A Two-Stage Approach to Missing Data: Theory and Application to Auxiliary Variables

Victoria Savalei, UBC

Abstract: Covariance structure analysis is concerned with testing hypotheses about the structure of the population covariance matrix. Applications include simultaneous equation models, factor models, and full structural equation models. In the presence of missing data, a popular ad-hoc approach to conducting such an analysis is to first obtain the saturated maximum likelihood (ML) estimate of the covariance matrix (sometimes called the ``EM covariance matrix''), and then to proceed to estimate the structured parameters treating this matrix as if it were obtained from complete data. This two-stage (TS) approach is appealing because the first stage is easily done, and the second stage reduces the problem to a familiar complete data problem.
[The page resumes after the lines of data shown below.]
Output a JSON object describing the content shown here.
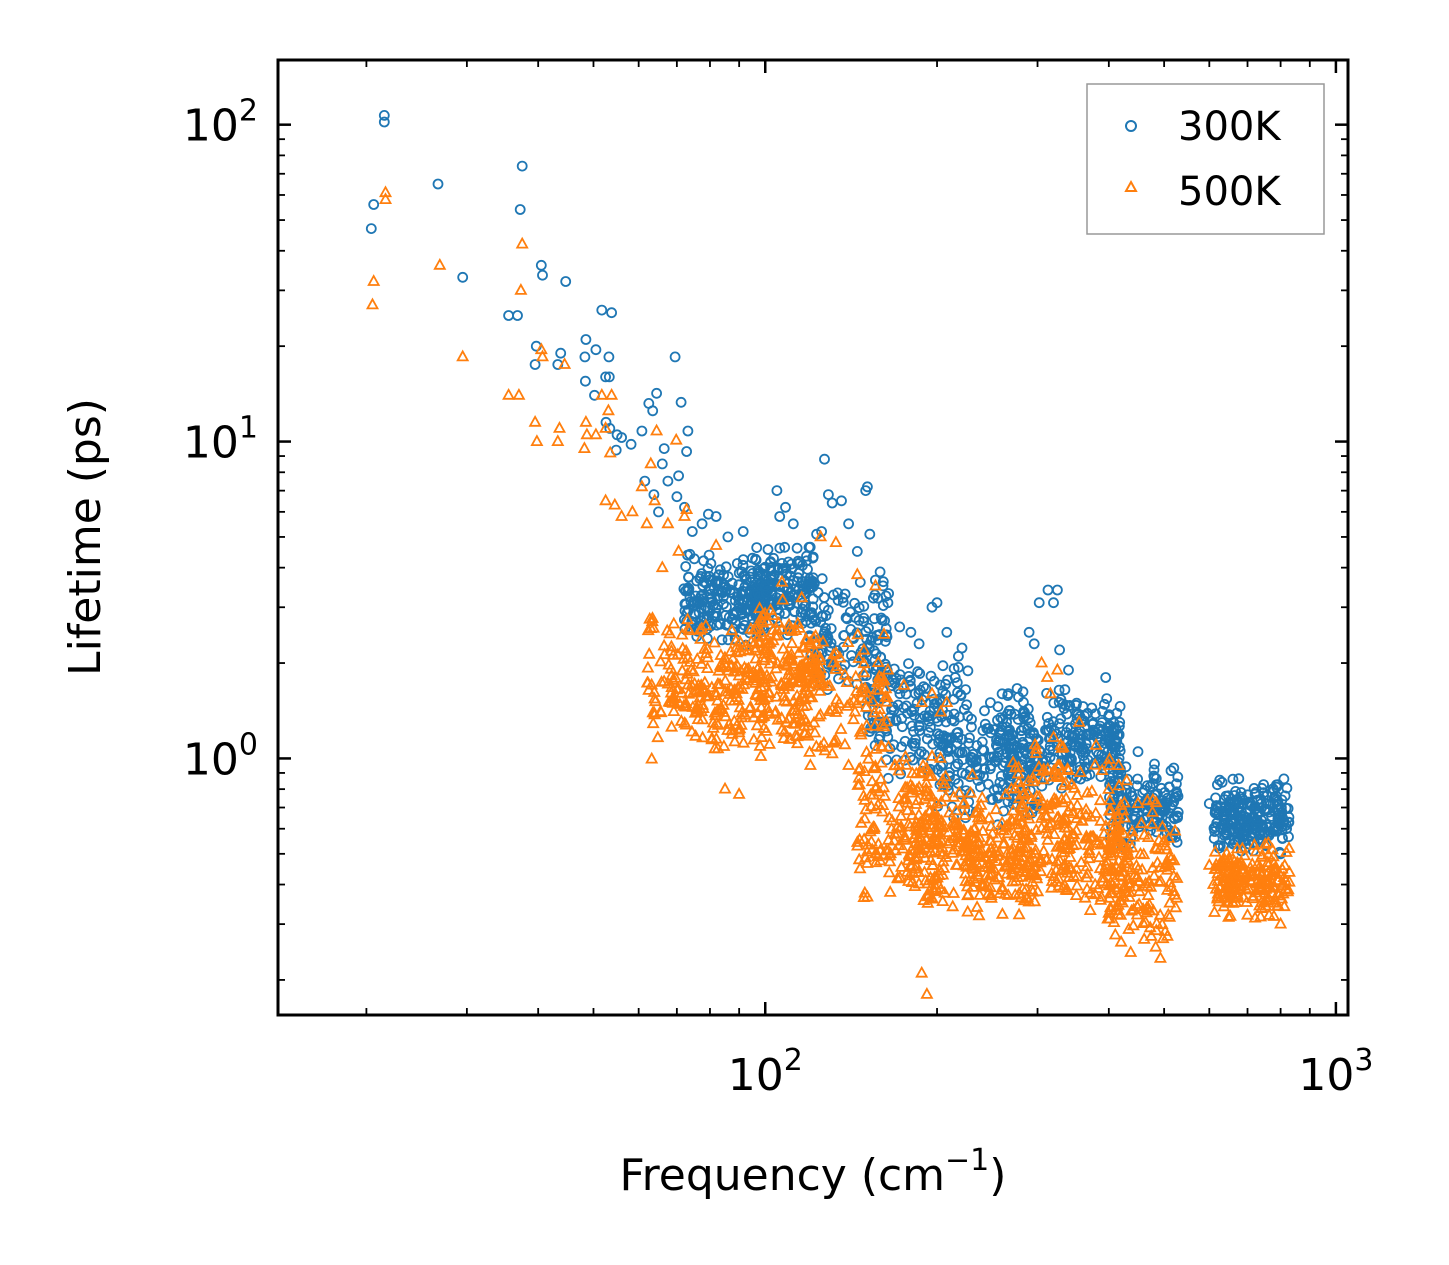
{
  "chart_data": {
    "type": "scatter",
    "xscale": "log",
    "yscale": "log",
    "xlabel": "Frequency (cm",
    "xlabel_sup": "−1",
    "xlabel_end": ")",
    "ylabel": "Lifetime (ps)",
    "xlim": [
      14,
      1050
    ],
    "ylim": [
      0.155,
      160
    ],
    "x_ticks": [
      {
        "base": "10",
        "exp": "2",
        "value": 100
      },
      {
        "base": "10",
        "exp": "3",
        "value": 1000
      }
    ],
    "y_ticks": [
      {
        "base": "10",
        "exp": "0",
        "value": 1
      },
      {
        "base": "10",
        "exp": "1",
        "value": 10
      },
      {
        "base": "10",
        "exp": "2",
        "value": 100
      }
    ],
    "legend_position": "top-right",
    "series": [
      {
        "name": "300K",
        "marker": "circle",
        "color": "#1f77b4",
        "points": [
          [
            20.6,
            56
          ],
          [
            20.4,
            47
          ],
          [
            21.5,
            102
          ],
          [
            21.5,
            107
          ],
          [
            26.7,
            65
          ],
          [
            29.5,
            33
          ],
          [
            37.5,
            74
          ],
          [
            37.2,
            54
          ],
          [
            35.5,
            25
          ],
          [
            36.8,
            25
          ],
          [
            39.7,
            20
          ],
          [
            39.5,
            17.5
          ],
          [
            40.5,
            36
          ],
          [
            40.7,
            33.5
          ],
          [
            44.7,
            32
          ],
          [
            43.8,
            19
          ],
          [
            43.3,
            17.5
          ],
          [
            48.5,
            21
          ],
          [
            48.3,
            18.5
          ],
          [
            50.5,
            19.5
          ],
          [
            51.7,
            26
          ],
          [
            53.8,
            25.5
          ],
          [
            53.2,
            18.5
          ],
          [
            52.5,
            16
          ],
          [
            53.3,
            16
          ],
          [
            48.4,
            15.5
          ],
          [
            50.2,
            14
          ],
          [
            52.6,
            11.5
          ],
          [
            53.4,
            11
          ],
          [
            55,
            10.5
          ],
          [
            56,
            10.3
          ],
          [
            54.8,
            9.4
          ],
          [
            58.2,
            9.8
          ],
          [
            60.8,
            10.8
          ],
          [
            62.5,
            13.2
          ],
          [
            63.5,
            12.5
          ],
          [
            64.5,
            14.2
          ],
          [
            66.5,
            9.5
          ],
          [
            69.5,
            18.5
          ],
          [
            71.2,
            13.3
          ],
          [
            73.2,
            10.8
          ],
          [
            66,
            8.5
          ],
          [
            67.5,
            7.5
          ],
          [
            70.5,
            7.8
          ],
          [
            72.8,
            9.3
          ],
          [
            61.5,
            7.5
          ],
          [
            63.8,
            6.8
          ],
          [
            65,
            6
          ],
          [
            70,
            6.7
          ],
          [
            72.2,
            6.2
          ],
          [
            74.5,
            5.2
          ],
          [
            77.5,
            5.5
          ],
          [
            79.5,
            5.9
          ],
          [
            82,
            5.8
          ],
          [
            86,
            5
          ],
          [
            91.5,
            5.2
          ],
          [
            104.8,
            7
          ],
          [
            106,
            5.8
          ],
          [
            108.5,
            6.2
          ],
          [
            112,
            5.5
          ],
          [
            123,
            5.1
          ],
          [
            125.5,
            5.2
          ],
          [
            127,
            8.8
          ],
          [
            129,
            6.8
          ],
          [
            131,
            6.4
          ],
          [
            136,
            6.5
          ],
          [
            140,
            5.5
          ],
          [
            145,
            4.5
          ],
          [
            150,
            7
          ],
          [
            151,
            7.2
          ],
          [
            152.5,
            5.1
          ],
          [
            164,
            3.1
          ],
          [
            172,
            2.6
          ],
          [
            180,
            2.5
          ],
          [
            186,
            2.3
          ],
          [
            196,
            3
          ],
          [
            200,
            3.1
          ],
          [
            208,
            2.5
          ],
          [
            218,
            2.1
          ],
          [
            248,
            1.5
          ],
          [
            260,
            1.6
          ],
          [
            290,
            2.5
          ],
          [
            296,
            2.3
          ],
          [
            302,
            3.1
          ],
          [
            313,
            3.4
          ],
          [
            320,
            3.1
          ],
          [
            325,
            3.4
          ],
          [
            328,
            2.2
          ],
          [
            340,
            1.9
          ],
          [
            395,
            1.8
          ],
          [
            418,
            1.3
          ],
          [
            450,
            1.05
          ],
          [
            480,
            0.92
          ],
          [
            520,
            0.65
          ],
          [
            600,
            0.72
          ],
          [
            640,
            0.7
          ],
          [
            660,
            0.86
          ],
          [
            700,
            0.65
          ],
          [
            740,
            0.72
          ],
          [
            780,
            0.6
          ],
          [
            800,
            0.5
          ]
        ],
        "clusters": [
          {
            "x": [
              72,
              100
            ],
            "y": [
              2.2,
              4.6
            ],
            "n": 230
          },
          {
            "x": [
              95,
              122
            ],
            "y": [
              2.3,
              5.0
            ],
            "n": 170
          },
          {
            "x": [
              120,
              165
            ],
            "y": [
              1.5,
              4.0
            ],
            "n": 130
          },
          {
            "x": [
              150,
              230
            ],
            "y": [
              0.85,
              2.3
            ],
            "n": 170
          },
          {
            "x": [
              200,
              300
            ],
            "y": [
              0.6,
              1.5
            ],
            "n": 160
          },
          {
            "x": [
              255,
              345
            ],
            "y": [
              0.75,
              1.8
            ],
            "n": 140
          },
          {
            "x": [
              340,
              420
            ],
            "y": [
              0.8,
              1.6
            ],
            "n": 140
          },
          {
            "x": [
              400,
              530
            ],
            "y": [
              0.5,
              1.0
            ],
            "n": 160
          },
          {
            "x": [
              610,
              830
            ],
            "y": [
              0.5,
              0.88
            ],
            "n": 230
          }
        ]
      },
      {
        "name": "500K",
        "marker": "triangle",
        "color": "#ff7f0e",
        "points": [
          [
            20.6,
            32
          ],
          [
            20.5,
            27
          ],
          [
            21.6,
            58
          ],
          [
            21.6,
            61
          ],
          [
            26.9,
            36
          ],
          [
            29.5,
            18.5
          ],
          [
            35.5,
            14
          ],
          [
            37,
            14
          ],
          [
            37.5,
            42
          ],
          [
            37.3,
            30
          ],
          [
            39.5,
            11.5
          ],
          [
            39.8,
            10
          ],
          [
            40.5,
            19.5
          ],
          [
            40.7,
            18.5
          ],
          [
            44.5,
            17.5
          ],
          [
            43.6,
            11
          ],
          [
            43.3,
            10
          ],
          [
            48.5,
            11.5
          ],
          [
            48.7,
            10.5
          ],
          [
            50.5,
            10.5
          ],
          [
            51.7,
            14
          ],
          [
            53.8,
            14
          ],
          [
            53.1,
            12.5
          ],
          [
            52.5,
            11
          ],
          [
            53.5,
            9.2
          ],
          [
            48.2,
            9.5
          ],
          [
            52.5,
            6.5
          ],
          [
            54.5,
            6.3
          ],
          [
            56,
            5.8
          ],
          [
            58.5,
            6
          ],
          [
            60.8,
            7.2
          ],
          [
            63,
            8.5
          ],
          [
            64.5,
            10.8
          ],
          [
            69.8,
            10.1
          ],
          [
            72.2,
            5.8
          ],
          [
            67.5,
            5.5
          ],
          [
            70.5,
            4.5
          ],
          [
            64,
            6.5
          ],
          [
            66,
            4
          ],
          [
            62,
            5.5
          ],
          [
            72.8,
            6.1
          ],
          [
            82,
            4.7
          ],
          [
            107,
            3.6
          ],
          [
            125,
            5
          ],
          [
            133,
            4.8
          ],
          [
            145,
            3.8
          ],
          [
            156,
            3.5
          ],
          [
            164,
            1.9
          ],
          [
            175,
            1.7
          ],
          [
            188,
            1.5
          ],
          [
            196,
            1.6
          ],
          [
            203,
            1.4
          ],
          [
            208,
            1.5
          ],
          [
            192,
            0.18
          ],
          [
            188,
            0.21
          ],
          [
            240,
            0.75
          ],
          [
            270,
            0.8
          ],
          [
            305,
            2
          ],
          [
            312,
            1.8
          ],
          [
            316,
            1.6
          ],
          [
            325,
            1.9
          ],
          [
            355,
            1.3
          ],
          [
            380,
            1.1
          ],
          [
            400,
            0.95
          ],
          [
            430,
            0.85
          ],
          [
            450,
            0.72
          ],
          [
            500,
            0.55
          ],
          [
            520,
            0.38
          ],
          [
            600,
            0.46
          ],
          [
            620,
            0.36
          ],
          [
            660,
            0.48
          ],
          [
            700,
            0.32
          ],
          [
            740,
            0.35
          ],
          [
            800,
            0.3
          ],
          [
            140,
            0.95
          ],
          [
            120,
            0.95
          ],
          [
            85,
            0.8
          ],
          [
            90,
            0.77
          ]
        ],
        "clusters": [
          {
            "x": [
              62,
              100
            ],
            "y": [
              0.95,
              3.0
            ],
            "n": 250
          },
          {
            "x": [
              95,
              125
            ],
            "y": [
              1.0,
              3.3
            ],
            "n": 160
          },
          {
            "x": [
              110,
              165
            ],
            "y": [
              0.95,
              2.6
            ],
            "n": 120
          },
          {
            "x": [
              145,
              205
            ],
            "y": [
              0.32,
              1.2
            ],
            "n": 200
          },
          {
            "x": [
              180,
              240
            ],
            "y": [
              0.32,
              0.95
            ],
            "n": 120
          },
          {
            "x": [
              220,
              300
            ],
            "y": [
              0.3,
              0.75
            ],
            "n": 140
          },
          {
            "x": [
              260,
              340
            ],
            "y": [
              0.3,
              1.3
            ],
            "n": 140
          },
          {
            "x": [
              320,
              420
            ],
            "y": [
              0.3,
              1.0
            ],
            "n": 140
          },
          {
            "x": [
              400,
              530
            ],
            "y": [
              0.22,
              0.8
            ],
            "n": 160
          },
          {
            "x": [
              610,
              830
            ],
            "y": [
              0.3,
              0.55
            ],
            "n": 200
          }
        ]
      }
    ]
  }
}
An additional advantage of the TS approach is that it allows for easy incorporation of auxiliary variables in stage 1, which may be important in predicting missingness, yet allows to completely ignore them in stage 2, reducing dimensions of the problem. The main disadvantage is that the standard errors and test statistics obtained in stage 2 will not be correct. In this talk, I will describe how to obtain correct standard errors and test statistics for the parameters obtained in Stage 2 of this approach, with both MCAR and MAR normally distributed data. I compare this approach to a direct maximum likelihood approach. While the TS approach is marginally less efficient, it performs extremely well, and its test statistic outperforms the test statistic from the direct ML approach. The TS method is recommended for use with missing data.